Thinking about Diana Nyad (who swam for 3 days/nights from Cuba to Florida in her 60s – really worth listening to her Ted Talk). She talks about having long playlists of music in her mind that she sings to herself through the hours and hours of swimming. I can’t imagine swimming in shark-infested waters, with box jellyfish that attack your central nervous system. This is the closest I’ll ever come to that! And I can’t remember the words to a single song to sing to myself as I swim. So I just swim and enjoy the feeling.

It took two hours to reach Wiseman’s Bridge. 3km. A lot longer than I’d expected.
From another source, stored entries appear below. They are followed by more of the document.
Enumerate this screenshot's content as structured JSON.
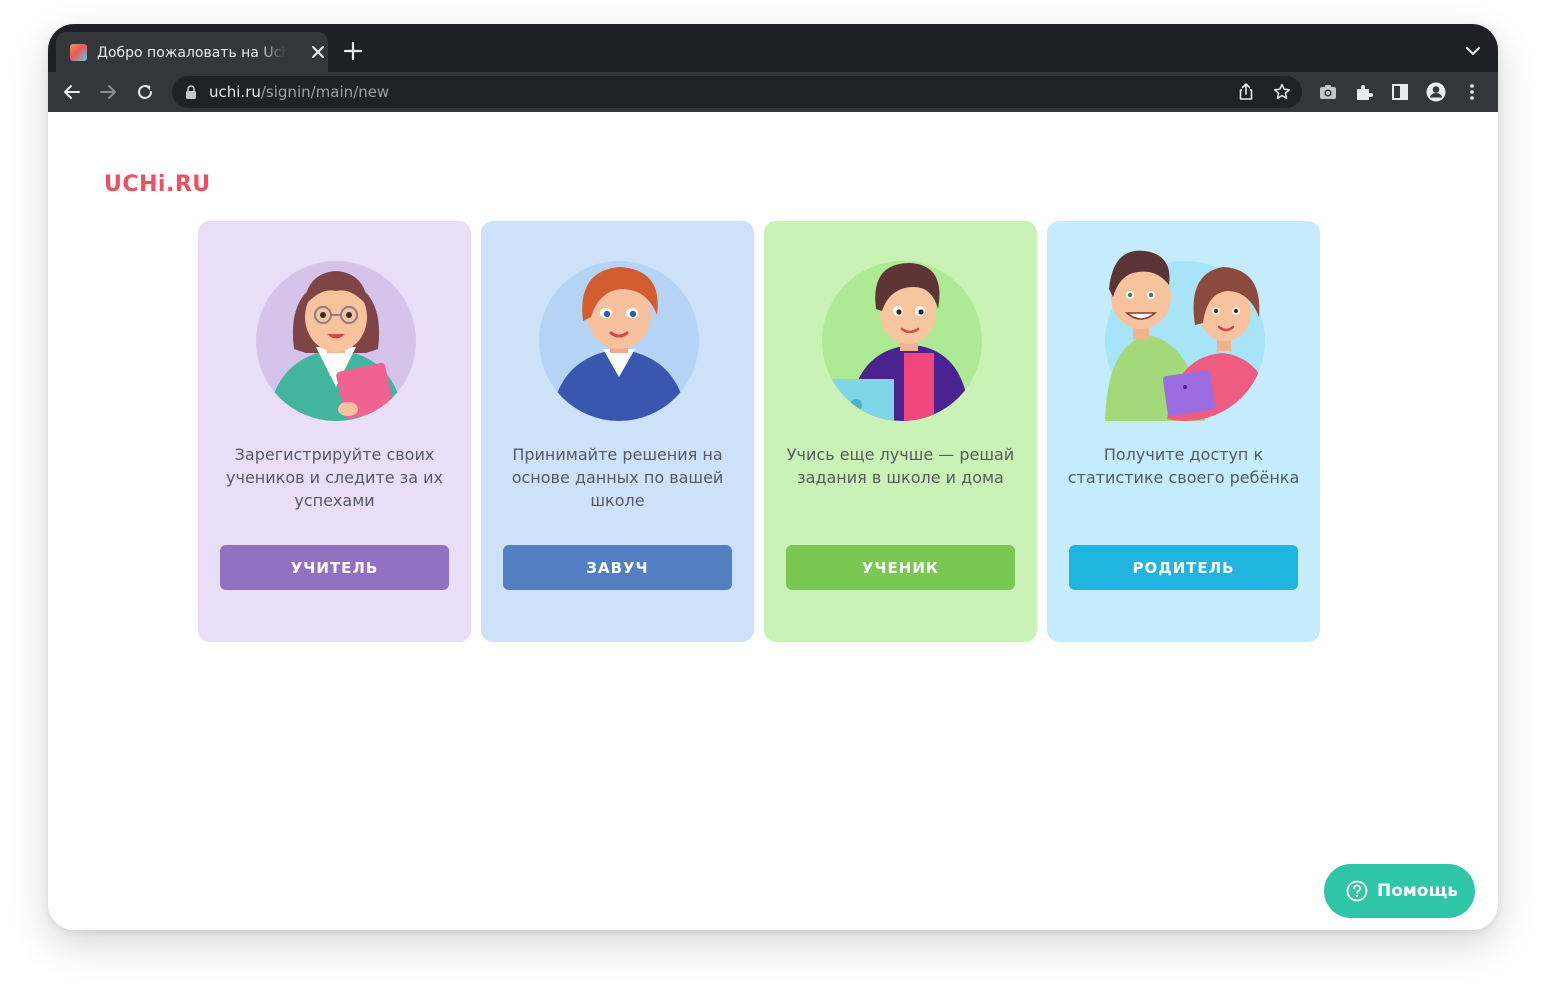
{
  "browser": {
    "tab_title": "Добро пожаловать на Uchi.ru",
    "url_host": "uchi.ru",
    "url_path": "/signin/main/new"
  },
  "page": {
    "logo": "UCHi.RU",
    "cards": [
      {
        "text": "Зарегистрируйте своих учеников и следите за их успехами",
        "button": "УЧИТЕЛЬ",
        "bg": "#e9ddf8",
        "button_color": "#9371c2"
      },
      {
        "text": "Принимайте решения на основе данных по вашей школе",
        "button": "ЗАВУЧ",
        "bg": "#cde1f8",
        "button_color": "#517fc2"
      },
      {
        "text": "Учись еще лучше — решай задания в школе и дома",
        "button": "УЧЕНИК",
        "bg": "#cbf2b6",
        "button_color": "#78c852"
      },
      {
        "text": "Получите доступ к статистике своего ребёнка",
        "button": "РОДИТЕЛЬ",
        "bg": "#c5ecfc",
        "button_color": "#20b5df"
      }
    ],
    "help_label": "Помощь",
    "colors": {
      "brand": "#ef4f5f",
      "help": "#2ec5a8"
    }
  }
}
But swimming into the bay, where families were building sandcastles and playing on the rocks felt very satisfying. Dan had carried dry bags full of warms clothes on the kayak and I piled on the layers. I placed the pebble in a rock that seemed designed for the pebble and we joined the crowds at the Wiseman’s Bridge Inn. Great pub – and they’ve kindly agreed to let us leave the kayak there for safe keeping until we’re back for the next stretch.

 

We walked back to Amroth along the coastal path picking early blackberries and damsons on the way. Back at the start, we found that someone had left a pebble next to mine with a spiral on it. How lovely. It felt reassuring somehow, a kind of positive message from the universe.

 

We met the lifeguard on the way home who said the forecast for the next few days are showing severe weather warnings. So it’ll be a few days before we head out on our next leg: Wiseman’s Bridge to Saundersfoot.

We’re staying in a field in Swanlake Bay – no electricity or wifi – so writing the blog will be sporadic.